Furthermore, though this is not a sexual health issue per se, the party has proposed legal amendments to open up the possibility of IVF to more and more people – and it has based a lot of its criticism of the PN this week on its response to the proposals on IVF.
This is an area where the PL will always have the upper hand on the PN, particularly when it comes to credibility.
The PN may have made some of these same proposals a year or so ago, but the fact remains that its identity as a traditionally conservative party – an identity it still has in part due to the philosophies of some of its present MPs – will never put it up to scratch with the PL’s more progressive identity when it comes to matters like this.
This is what makes the PL’s decision to put so much focus on the matter of sexual health a good political decision.
Key policy battle: The Metro or the Trackless Tram
Towards the end of the week, the PN placed more focus on its own flagship proposal: the trackless tram.
In two separate press conferences, the PN explained how its proposal for a mass transport system would cost €2.8 billion and would be completed by 2027.

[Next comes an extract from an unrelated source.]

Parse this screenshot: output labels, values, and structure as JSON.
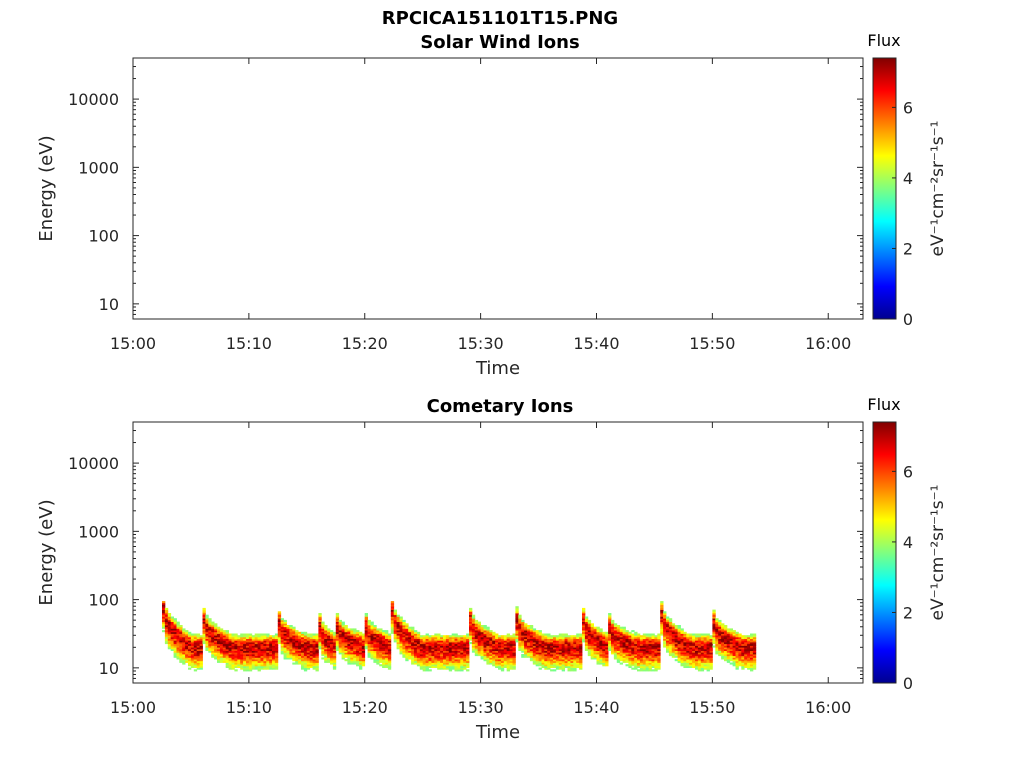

The proposal would have six circular routes covering 48 different localities around Malta, and each tram would carry between 300 and 500 people in one go.
The party has made efforts to compare the system with that being pushed by the PL, which is the metro which was announced late last year.
To justify the project the PN is insisting that the project is much cheaper, will take much less time to build, will have more coverage in terms of localities, will have less of an environmental impact, and will be more flexible if any changes are required.
All of those points, when compared to the studies which the government had commissioned for the metro, are valid.
Robert Abela has tried to play down the proposal as something of a glorified bendy-bus, harking back to the much maligned years when Arriva took over Malta’s public transport system – but it’s weak criticism when one actually delves into the PN’s plans. On balance, it appears that when it comes to the politics on mass transport, the PN has the upper hand.